I am running a Dataflow pipeline to parse about 45000 text files stored in a Cloud storage bucket. The parsed text is transformed into JSON and written to text files for subsequent loading in BigQuery (not part of the pipeline). A few minutes after the pipeline starts the number of target workers gets raised to > 30 (exact number varies slightly between runs), but the number of actual workers remains stuck at 1.
Things I have checked:
- There are no quota limitations (checked through the console and the job logs)
- Autoscaling is enabled
- The load of the single worker is around 80 % (The Cloud Dataflow documentation mentions that Autoscaling is disabled if the load of a single worker is under 5 %)
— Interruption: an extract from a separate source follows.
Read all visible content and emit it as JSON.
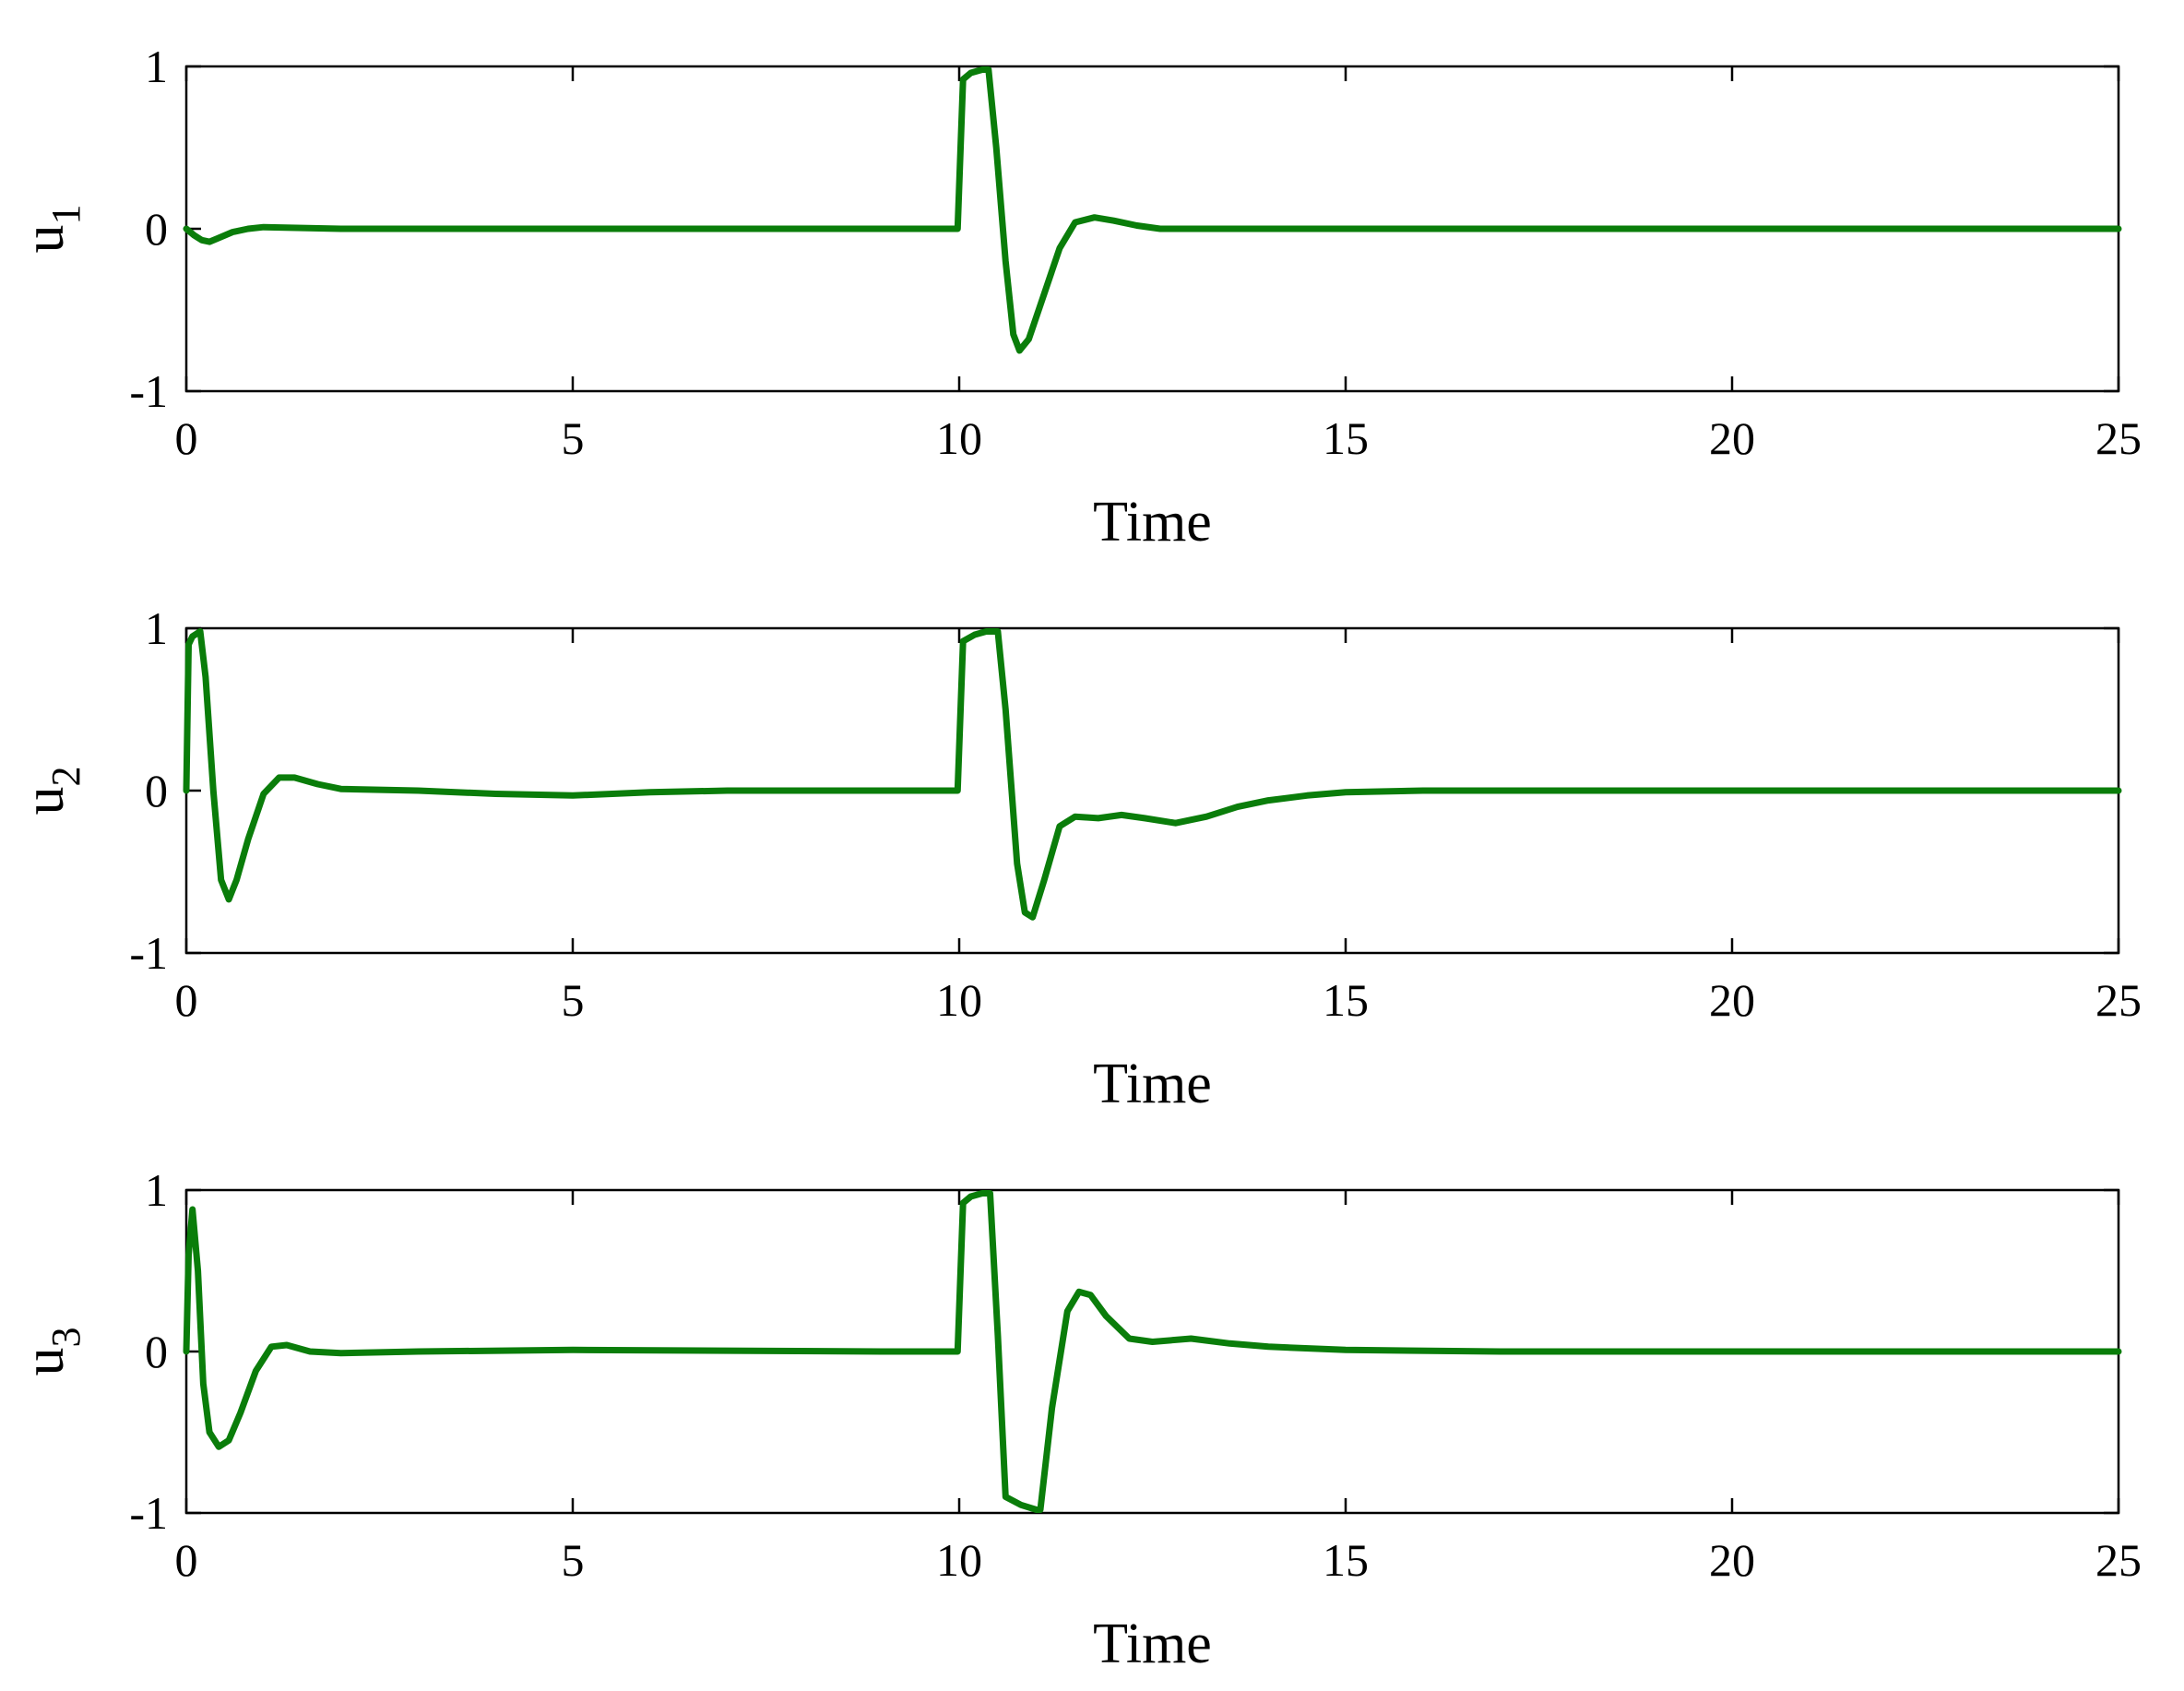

If I let the pipeline run it finishes successfully in about 2 hours, but I expect that this could run much faster if the actual workers would scale to the target.
Here is the relevant section of the code:
client = storage.Client()
blobs = client.list_blobs(bucket_name)
rf = [b.name for b in blobs]
with beam.Pipeline(options=pipeline_options) as p:
json_list = (p | 'Create filelist' >> beam.Create(rf)
| 'Get string' >> beam.Map(getstring)
| 'Filter empty strings' >> beam.Filter(lambda x: x != "")
| 'Get JSON' >> beam.Map(getjson)
| 'Write output' >> WriteToText(known_args.output))
Any suggestion as to what is preventing the workers from scaling up ?